Ocupações dos estudantes: Uma jornada de aprendizagem

Foto: Priscilla Britto, Desacato,info
Foto: Priscilla Britto, Desacato,info

Por Paulo Pinheiro Machado.

O Centro de Filosofia e Ciências Humanas da UFSC esteve, entre os dias 4 e 29 de novembro, sob ocupação estudantil. Estou no meio universitário como estudante e professor desde 1979 e nunca tinha visto um movimento como este. Já vi e participei de dezenas de greves, ocupações de RUs e Reitorias, mas nunca tinha visto algo parecido com o que aconteceu. Os estudantes estavam inspirados pelo movimento nacional de resistência às medidas de ataque que o governo federal implementou contra a educação e o país. O movimento começou muito forte, com uma assembleia de mais de 500 participantes que deliberou pela greve e ocupação com o bloqueio do prédio de aulas e de toda a parte administrativa que incluía salas de professores, secretarias, Laboratórios e Núcleos.

O clima era um pouco catártico, com fortes demonstrações de voluntarismo, desprendimento e idealismo, com grande capacidade de auto sacrifício e de compartilhamento, por quase 1 mês, de uma alimentação precária, sono difícil, turnos de revezamento, banhos frios e muitas rodas de debate, aulões e assembleias. Desde o primeiro dia os estudantes organizaram-se em diversas comissões, que tratavam dos mais diferentes aspectos como segurança, alimentação, limpeza, atividades culturais, etc. Uma reunião diária era momento para definições e pequenas deliberações, entre uma assembleia e outra. As estruturas tradicionais do movimento estudantil como os Centros Acadêmicos e o DCE não tinham autoridade sobre o movimento, que apresentou forte participação de estudantes de primeiros semestres dos 10 cursos de graduação que acontecem no CFH.

Nos primeiros dias muitos professores e técnicos, mesmo pessoas que apoiam o movimento dos estudantes, sentiram-se surpreendidos e, de certa forma, incomodados pela atitude radical dos estudantes. É fácil compreender esta reação automática de quem é barrado por tentar retomar sua rotina de trabalho. Os professores eram escoltados por estudantes até suas salas e só entravam nelas pontualmente, para pegar algum documento ou material. Muitos vieram procurar a Direção do Centro para pedir “medidas enérgicas” que garantissem o “direito de ir e vir”. Logo entenderam que não se tratava de buscar medidas de força, mas sim de procurar entender e apoiar o movimento dos estudantes que, em última instância, não era apenas “dos estudantes” já que eles estavam lutando pela educação como um todo. Eles lutaram por todos nós.

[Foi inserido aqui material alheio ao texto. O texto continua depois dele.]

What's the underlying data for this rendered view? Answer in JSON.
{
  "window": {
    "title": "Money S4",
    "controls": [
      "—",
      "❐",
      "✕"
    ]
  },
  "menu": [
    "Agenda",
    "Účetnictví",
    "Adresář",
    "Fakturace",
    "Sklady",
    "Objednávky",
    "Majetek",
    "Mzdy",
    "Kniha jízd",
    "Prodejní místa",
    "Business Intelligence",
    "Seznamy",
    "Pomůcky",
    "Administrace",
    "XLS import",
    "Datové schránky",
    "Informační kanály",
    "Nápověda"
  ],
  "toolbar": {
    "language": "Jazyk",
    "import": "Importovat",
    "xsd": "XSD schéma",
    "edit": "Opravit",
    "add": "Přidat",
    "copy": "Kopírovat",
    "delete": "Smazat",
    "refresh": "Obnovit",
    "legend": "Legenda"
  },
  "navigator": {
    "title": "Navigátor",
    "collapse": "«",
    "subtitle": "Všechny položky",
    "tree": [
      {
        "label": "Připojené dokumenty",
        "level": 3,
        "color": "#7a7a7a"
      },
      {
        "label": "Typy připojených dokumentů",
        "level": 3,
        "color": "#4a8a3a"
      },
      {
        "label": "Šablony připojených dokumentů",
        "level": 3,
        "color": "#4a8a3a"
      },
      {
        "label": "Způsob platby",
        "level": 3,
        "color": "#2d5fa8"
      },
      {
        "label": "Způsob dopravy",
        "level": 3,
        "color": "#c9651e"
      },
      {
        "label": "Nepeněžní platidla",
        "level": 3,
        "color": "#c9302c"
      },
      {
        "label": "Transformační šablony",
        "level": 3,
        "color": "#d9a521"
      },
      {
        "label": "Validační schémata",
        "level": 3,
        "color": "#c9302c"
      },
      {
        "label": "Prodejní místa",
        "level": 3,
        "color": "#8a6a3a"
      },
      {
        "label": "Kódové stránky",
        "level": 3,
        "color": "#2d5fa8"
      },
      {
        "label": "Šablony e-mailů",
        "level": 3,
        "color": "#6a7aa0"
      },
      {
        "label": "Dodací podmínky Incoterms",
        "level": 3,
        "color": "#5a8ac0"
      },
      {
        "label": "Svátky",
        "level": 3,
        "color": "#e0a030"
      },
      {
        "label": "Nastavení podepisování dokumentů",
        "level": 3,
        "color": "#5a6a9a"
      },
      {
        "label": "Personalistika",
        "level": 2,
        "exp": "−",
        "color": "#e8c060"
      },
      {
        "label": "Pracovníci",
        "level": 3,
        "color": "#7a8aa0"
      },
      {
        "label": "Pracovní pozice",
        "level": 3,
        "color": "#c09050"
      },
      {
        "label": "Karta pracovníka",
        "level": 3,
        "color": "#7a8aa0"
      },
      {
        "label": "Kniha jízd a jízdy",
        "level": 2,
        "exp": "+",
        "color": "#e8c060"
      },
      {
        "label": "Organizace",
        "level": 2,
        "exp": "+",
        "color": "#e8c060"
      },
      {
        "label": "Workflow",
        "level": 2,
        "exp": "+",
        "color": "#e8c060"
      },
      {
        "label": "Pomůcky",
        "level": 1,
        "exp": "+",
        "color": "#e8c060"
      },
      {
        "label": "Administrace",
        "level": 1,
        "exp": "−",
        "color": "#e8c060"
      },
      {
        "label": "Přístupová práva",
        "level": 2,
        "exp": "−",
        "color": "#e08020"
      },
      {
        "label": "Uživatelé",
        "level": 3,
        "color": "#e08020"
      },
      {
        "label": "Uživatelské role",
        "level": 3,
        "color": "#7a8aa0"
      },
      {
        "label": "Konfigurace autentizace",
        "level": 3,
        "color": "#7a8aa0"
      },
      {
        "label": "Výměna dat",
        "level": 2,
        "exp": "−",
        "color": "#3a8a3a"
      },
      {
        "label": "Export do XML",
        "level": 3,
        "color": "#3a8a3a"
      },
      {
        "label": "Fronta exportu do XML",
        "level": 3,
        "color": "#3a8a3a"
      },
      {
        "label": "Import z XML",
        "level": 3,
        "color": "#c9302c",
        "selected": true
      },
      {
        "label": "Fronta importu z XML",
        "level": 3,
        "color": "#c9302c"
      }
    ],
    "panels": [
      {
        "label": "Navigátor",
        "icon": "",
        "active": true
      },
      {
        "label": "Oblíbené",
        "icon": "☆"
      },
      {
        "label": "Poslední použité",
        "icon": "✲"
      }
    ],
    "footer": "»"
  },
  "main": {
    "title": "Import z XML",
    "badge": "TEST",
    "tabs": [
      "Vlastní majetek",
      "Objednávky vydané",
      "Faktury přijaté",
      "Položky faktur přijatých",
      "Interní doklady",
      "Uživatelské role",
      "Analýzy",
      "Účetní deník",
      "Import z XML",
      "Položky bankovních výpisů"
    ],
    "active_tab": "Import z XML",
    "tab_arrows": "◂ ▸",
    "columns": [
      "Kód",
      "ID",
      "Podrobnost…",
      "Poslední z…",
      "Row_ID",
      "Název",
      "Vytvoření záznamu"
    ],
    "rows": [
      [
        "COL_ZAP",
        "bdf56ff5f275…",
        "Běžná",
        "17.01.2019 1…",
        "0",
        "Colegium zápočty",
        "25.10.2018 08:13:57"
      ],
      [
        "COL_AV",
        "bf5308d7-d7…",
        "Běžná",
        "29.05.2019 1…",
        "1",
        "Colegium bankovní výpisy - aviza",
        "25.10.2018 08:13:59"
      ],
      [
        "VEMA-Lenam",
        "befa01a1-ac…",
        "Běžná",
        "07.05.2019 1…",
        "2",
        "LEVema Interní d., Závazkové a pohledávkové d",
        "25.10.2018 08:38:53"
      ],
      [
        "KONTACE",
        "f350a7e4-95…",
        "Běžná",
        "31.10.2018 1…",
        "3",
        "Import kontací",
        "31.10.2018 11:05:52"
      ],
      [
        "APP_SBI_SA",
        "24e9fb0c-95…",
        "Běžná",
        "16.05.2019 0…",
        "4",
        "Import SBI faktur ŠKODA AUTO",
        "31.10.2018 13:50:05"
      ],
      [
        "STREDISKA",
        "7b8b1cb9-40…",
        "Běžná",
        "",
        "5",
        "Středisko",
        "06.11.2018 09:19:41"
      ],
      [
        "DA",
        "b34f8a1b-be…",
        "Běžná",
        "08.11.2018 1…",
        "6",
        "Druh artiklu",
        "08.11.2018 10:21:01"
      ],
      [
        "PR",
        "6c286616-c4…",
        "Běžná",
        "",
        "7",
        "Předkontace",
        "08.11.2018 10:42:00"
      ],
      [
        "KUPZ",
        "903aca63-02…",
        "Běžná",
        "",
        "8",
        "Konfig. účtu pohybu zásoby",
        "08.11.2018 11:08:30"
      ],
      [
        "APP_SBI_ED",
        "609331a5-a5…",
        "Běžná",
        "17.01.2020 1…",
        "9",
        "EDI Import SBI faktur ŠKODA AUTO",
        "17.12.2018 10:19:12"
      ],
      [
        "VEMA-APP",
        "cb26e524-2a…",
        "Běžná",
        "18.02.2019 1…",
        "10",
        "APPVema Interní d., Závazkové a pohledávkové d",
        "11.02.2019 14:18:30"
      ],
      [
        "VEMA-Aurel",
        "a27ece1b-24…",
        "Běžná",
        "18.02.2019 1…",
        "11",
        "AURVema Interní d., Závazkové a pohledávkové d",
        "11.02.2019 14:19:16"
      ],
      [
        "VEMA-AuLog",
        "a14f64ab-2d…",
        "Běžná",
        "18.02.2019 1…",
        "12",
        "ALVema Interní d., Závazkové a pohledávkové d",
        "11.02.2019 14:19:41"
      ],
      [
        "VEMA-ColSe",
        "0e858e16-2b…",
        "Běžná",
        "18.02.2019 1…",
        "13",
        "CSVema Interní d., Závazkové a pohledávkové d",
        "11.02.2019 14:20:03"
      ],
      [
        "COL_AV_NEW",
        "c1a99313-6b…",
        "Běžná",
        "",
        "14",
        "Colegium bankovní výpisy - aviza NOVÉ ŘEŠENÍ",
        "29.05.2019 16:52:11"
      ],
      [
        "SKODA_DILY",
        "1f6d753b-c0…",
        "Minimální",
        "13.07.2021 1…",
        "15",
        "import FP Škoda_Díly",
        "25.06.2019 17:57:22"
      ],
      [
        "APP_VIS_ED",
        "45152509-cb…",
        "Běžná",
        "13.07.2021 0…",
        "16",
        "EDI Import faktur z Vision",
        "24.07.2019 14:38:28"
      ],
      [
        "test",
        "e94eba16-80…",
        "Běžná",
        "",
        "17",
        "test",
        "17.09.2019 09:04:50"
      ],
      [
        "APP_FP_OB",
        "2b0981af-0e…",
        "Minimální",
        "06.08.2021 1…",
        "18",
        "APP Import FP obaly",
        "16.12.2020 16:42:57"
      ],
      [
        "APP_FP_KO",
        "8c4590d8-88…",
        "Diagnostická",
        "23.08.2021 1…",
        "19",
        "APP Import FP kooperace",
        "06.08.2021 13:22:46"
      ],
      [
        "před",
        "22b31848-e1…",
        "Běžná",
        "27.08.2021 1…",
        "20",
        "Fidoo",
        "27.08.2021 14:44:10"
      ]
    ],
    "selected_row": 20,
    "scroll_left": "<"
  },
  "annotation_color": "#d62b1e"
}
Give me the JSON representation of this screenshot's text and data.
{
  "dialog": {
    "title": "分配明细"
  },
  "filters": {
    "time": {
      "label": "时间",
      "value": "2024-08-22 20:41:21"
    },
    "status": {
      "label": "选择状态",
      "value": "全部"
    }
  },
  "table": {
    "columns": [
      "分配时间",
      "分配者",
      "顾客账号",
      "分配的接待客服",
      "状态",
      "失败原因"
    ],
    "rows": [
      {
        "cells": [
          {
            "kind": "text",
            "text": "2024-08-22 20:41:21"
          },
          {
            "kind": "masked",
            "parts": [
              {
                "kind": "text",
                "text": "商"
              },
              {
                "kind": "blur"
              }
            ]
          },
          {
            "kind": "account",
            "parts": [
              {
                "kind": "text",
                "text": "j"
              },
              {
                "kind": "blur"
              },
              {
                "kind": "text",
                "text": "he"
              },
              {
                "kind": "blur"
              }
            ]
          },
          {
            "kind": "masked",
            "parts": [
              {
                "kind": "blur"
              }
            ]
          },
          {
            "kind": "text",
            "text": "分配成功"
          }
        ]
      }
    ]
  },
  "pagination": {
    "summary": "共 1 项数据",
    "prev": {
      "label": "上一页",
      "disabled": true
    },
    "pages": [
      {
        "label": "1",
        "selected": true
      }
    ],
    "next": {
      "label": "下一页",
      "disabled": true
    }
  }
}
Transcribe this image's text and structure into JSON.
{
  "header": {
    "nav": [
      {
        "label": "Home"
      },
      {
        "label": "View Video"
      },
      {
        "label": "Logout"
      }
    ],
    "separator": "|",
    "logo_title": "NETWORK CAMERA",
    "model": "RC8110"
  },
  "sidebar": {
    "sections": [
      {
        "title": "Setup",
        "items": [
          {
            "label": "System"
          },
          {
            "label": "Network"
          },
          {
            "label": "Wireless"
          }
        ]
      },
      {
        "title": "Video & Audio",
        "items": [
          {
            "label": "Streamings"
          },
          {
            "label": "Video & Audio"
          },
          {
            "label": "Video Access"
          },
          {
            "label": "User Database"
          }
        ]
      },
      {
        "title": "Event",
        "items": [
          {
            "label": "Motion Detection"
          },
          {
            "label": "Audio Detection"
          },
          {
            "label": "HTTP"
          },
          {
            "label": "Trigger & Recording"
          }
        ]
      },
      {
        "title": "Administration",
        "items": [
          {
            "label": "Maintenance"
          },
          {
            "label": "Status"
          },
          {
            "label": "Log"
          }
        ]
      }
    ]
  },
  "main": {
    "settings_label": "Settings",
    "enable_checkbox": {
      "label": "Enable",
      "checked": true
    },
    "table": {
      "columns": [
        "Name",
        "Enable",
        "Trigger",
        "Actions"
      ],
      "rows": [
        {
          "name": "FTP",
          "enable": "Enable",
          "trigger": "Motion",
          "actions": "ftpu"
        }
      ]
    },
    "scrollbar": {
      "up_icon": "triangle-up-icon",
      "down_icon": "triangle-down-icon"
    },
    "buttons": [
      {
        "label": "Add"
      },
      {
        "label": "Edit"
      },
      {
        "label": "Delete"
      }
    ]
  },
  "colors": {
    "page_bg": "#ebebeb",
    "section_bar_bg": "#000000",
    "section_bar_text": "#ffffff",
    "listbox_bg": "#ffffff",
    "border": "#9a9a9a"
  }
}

Durante o ano o país ficou assistindo bestializado um golpe político que rasgou a Constituição e anulou 54 milhões de votos e as pessoas ainda se perguntavam se era ou não legítima uma resistência a tudo que tem acontecido. Entregaram o pré-sal, desmontaram a LDB e agora desvinculam receitas da Educação e Saúde (em breve, detruição da previdência e desmonte da CLT). Dentro do prédio ocupado os estudantes foram construindo uma relação horizontal com os trabalhadores terceirizados da limpeza, segurança e portaria. Funcionários da limpeza mostravam aos estudantes como limpar corredores, salas e banheiros e eles mesmos assumiram a maior parte destas tarefas. O prédio também teve alguns benefícios, como torneiras e lâmpadas trocadas, cuidado com o patrimônio e até a pintura final das paredes para tirar os grafites. Francamente é discutível a eficácia deste movimento para barrar a PEC 241, mas ainda é muito cedo para avaliar os efeitos a médio e longo prazos desta jornada. Trata-se de uma nova cultura política, ainda não muito bem definida, que defende um protagonismo direto, uma atitude niveladora e um movimento que não procura o domínio de estruturas, mas sim uma profunda reflexão sobre nossa vida e nosso trabalho. Por muitos anos ouvi em assembleias pessoas dizendo que era necessário se inventar formas alternativas de luta, que nossas greves tradicionais estavam desgastadas e haviam caído no vazio. Bem, há algo de novo aparecendo. Bora lá aprender.